Well, unless you’ve been existing in a vacuum for the last few years, you’ll know the key update is ISO 45001, and it is intended to replace OHSAS 18001. Let’s take a look at the two standards, assess how they differ, and see what this will mean for all of us.
What is OHSAS 18001?
The OHSAS 18001 standard is based on the similar ISO 9001 and ISO 14001 Plan - DO - Check - Act structure. To achieve certification to OHSAS 18001, as an organisation you must have a health and safety management system compliant with the requirements of the OHSAS 18001 standard. The standard also requires you to have appropriate health and safety policies, procedures and protocols to ensure it is a safety conscientious organisation.
Checklist: This is what an OHSAS 18001-compliant HSE management system looks like
- formulated an occupational health and safety management system (OHSMS), and established an occupational health and safety (OHS) manual in which you’ve determined the scope of the OHSMS
- established an occupational health and safety policy, as well as OHS objectives and programmes
- ensured that documents and record keeping is controlled and monitored
- implemented and maintained a procedure to identify hazards, assess risks and determine controls in the workplace
- maintained procedures to ensure all employees have identified, communicated and assessed their compliance with applicable occupational health and safety legislation
- defined resources, roles, responsibilities, accountability and authority with regard to the OHSMS
- implemented an adequate occupational health and safety communication, participation and consultation process
- maintained good operational control
- planned emergency preparedness and response
- met the strict criteria for incident investigations (with proof)

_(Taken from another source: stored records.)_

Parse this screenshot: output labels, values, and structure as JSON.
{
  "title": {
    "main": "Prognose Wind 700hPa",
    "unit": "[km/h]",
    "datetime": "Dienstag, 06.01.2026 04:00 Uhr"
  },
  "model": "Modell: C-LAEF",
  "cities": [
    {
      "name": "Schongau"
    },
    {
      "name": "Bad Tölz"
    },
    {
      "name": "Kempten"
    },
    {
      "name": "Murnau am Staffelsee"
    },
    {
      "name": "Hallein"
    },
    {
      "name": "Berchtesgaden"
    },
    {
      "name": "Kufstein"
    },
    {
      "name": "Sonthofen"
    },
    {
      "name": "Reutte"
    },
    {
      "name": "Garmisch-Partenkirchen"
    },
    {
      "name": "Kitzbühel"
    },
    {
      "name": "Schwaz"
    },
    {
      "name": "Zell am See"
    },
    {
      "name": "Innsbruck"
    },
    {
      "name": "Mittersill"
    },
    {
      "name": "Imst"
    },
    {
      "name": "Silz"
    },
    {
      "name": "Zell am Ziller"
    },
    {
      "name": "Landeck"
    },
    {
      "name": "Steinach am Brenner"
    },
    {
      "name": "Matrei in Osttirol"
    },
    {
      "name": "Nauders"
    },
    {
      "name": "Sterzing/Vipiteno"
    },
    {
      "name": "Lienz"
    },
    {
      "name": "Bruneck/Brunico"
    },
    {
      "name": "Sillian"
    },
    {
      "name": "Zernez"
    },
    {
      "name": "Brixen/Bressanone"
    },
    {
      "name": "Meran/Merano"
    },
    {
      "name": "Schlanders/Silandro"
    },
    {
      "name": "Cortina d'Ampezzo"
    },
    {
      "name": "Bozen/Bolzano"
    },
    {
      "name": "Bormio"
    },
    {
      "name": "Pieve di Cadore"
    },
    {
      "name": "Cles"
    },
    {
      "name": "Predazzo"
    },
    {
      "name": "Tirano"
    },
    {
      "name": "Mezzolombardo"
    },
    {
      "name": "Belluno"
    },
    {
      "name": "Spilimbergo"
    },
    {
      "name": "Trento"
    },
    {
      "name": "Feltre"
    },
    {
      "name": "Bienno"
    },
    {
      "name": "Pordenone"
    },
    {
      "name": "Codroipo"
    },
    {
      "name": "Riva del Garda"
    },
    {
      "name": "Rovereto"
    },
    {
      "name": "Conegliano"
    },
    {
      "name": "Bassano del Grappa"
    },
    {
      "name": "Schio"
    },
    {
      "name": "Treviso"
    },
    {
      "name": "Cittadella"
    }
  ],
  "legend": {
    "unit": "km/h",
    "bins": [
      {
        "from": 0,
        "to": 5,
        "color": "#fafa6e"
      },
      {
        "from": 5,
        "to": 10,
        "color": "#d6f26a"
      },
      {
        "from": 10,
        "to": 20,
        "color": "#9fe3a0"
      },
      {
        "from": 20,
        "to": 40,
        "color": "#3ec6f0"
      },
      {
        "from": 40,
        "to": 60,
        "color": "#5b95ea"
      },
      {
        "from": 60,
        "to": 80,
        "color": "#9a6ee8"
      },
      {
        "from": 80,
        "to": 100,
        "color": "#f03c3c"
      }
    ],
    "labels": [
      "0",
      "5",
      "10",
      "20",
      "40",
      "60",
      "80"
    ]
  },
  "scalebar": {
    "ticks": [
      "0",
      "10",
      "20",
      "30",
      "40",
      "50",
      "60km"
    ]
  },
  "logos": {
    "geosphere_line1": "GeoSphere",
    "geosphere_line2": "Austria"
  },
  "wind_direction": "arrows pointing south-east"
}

- identified and dealt with the OHS non-conformities by applying the necessary corrective and preventative action
- monitored and measured the occupational health and safety performance of the organisation
- ensured that the system is periodically audited and reviewed at a management level.
Quick refresher: What is ISO 45001?
- The standard will forge greater links between your OHS strategy and the organisation’s overall strategy.
- There will be greater integration into the core organisational processes.
- You will be more likely to consider your OHS performance in relation to the organisation’s strategic planning process.
- The common terms and definitions will make your work life easier.
- You will enjoy reduced bureaucracy.
- There will be better implementation, integration and maintenance of standards.
- It will be easier to demonstrate the benefits of having robust management systems in place.
ISO 45001 is intended for use by any organisation, regardless of its size or the nature of its work, and can be integrated into other health and safety programmes such as worker wellness and wellbeing. It also addresses many, if not all, legal requirements in this area.
What is ISO 45001’s status?
It is due for its second stage of enquiry (DIS) in May, with a proposed approval date of November 2017 and an expected publication date of February 2018.
How to prepare for the transition to ISO 45001
This is a unique opportunity to integrate with the recent updates to ISO 9001 and ISO 14001. Make sure that you have made your management team aware of the changes coming and evaluate the resources you will require.
It is also advisable to develop a transition plan. It will depend on your organisation’s current status. If you are currently close to certification to OHSAS 18001, then you can continue as is, as certification bodies will issue OHSAS 18001 certificates for the rest of this year. If you are in the early stages, then you may want to consider modelling your system on ISO/DIS 45001 (a system meeting the requirements of ISO/DIS 45001 will meet OHSAS 18001).
If you are currently certified to OHSAS, you can expect substantial changes to your management system. It might be useful to carry out a gap analysis against the requirements of ISO 45001. Here is what you can do:
- Align your documentation with ISO 45001 requirements.
- Update your occupational health and safety policy.
- You may need to update your manual and procedures.
- Train internal auditors and other key personnel on the new standard.
Your transition period is likely to last for two to three years. Certification bodies will develop and provide transition guidance documents.